吊墜島
2013年1月
舊的一年已經過去,新的一年又開始了。日子還是老樣子,沒有人有心情慶祝。我來到這裏已經四天了,這四天裏薇若妮卡奶奶水米未進。她隻是躺在那裏,一臉慍怒的表情。我想這不是一個好兆頭。
在這裏我感覺自己就像是個備用零件。除了坐在她床邊,希望她知道我就在這裏,我其他什麽事也做不了。我說的那些遲鈍的話,要是她能聽見的話,估計也會不屑一顧吧。不過我很懷疑她是否能聽見。那些科學家給了我足夠的空間。反正他們都很忙。他們每天都出去數企鵝,給企鵝貼上標簽,給企鵝稱重,還有其他和企鵝相關的事情,這些事情似乎至關重要。不過他們對我很好。好吧,特裏和迪特裏希對我很好,邁克隻是勉強忍受我的存在罷了,那個家夥真是有問題,他看不起任何沒有企鵝研究博士學位的人。
我很高興有企鵝皮普做伴,他在這裏待得很自在,睡得多,吃得多,經常在我們腳邊打轉。好吧,我承認,有時候我會和他說話。你可以說我瘋了,但我發現,和企鵝說話真的很輕鬆。反正,比和一個八十六歲昏迷不醒的人說話要輕鬆多了。
據特裏說,在我到來之前,皮普的名字叫帕特裏克。“薇若妮卡用你的名字給他命名。”她說。
這可真是讓我大吃一驚。奶奶是個怪人,這一點毫無疑問。她是真的真的很怪。
坐直升機的醫生也來了,就是以前來過的那個。他給她開了更多抗生素,說她現在很舒服,除了待在這裏陪她,我們也沒有別的辦法了。他說她會知道的,即使她什麽也不表現出來。很快她的狀況會有一個轉折,不是變好就是變壞,他的言下之意是他不想再被叫過來了,我們確保她夠暖和、不脫水就可以了。

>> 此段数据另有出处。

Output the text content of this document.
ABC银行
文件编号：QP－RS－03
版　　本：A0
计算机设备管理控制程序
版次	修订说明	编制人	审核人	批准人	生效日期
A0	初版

床下有個塑料罐,是為緊急情況準備的。特裏很棒,她會處理衛生方麵的問題。我也提過要幫忙(我感覺我必須這麽做),可是,哇,當特裏堅持她來的時候,我還真是高興。她說薇若妮卡會討厭由一個男人來做這種事,我想她說得對。我想奶奶對現在的整個情況應該都不會喜歡吧。當你那麽老了,還病得那麽厲害,離家還十萬裏遠,這真是很艱難的情況。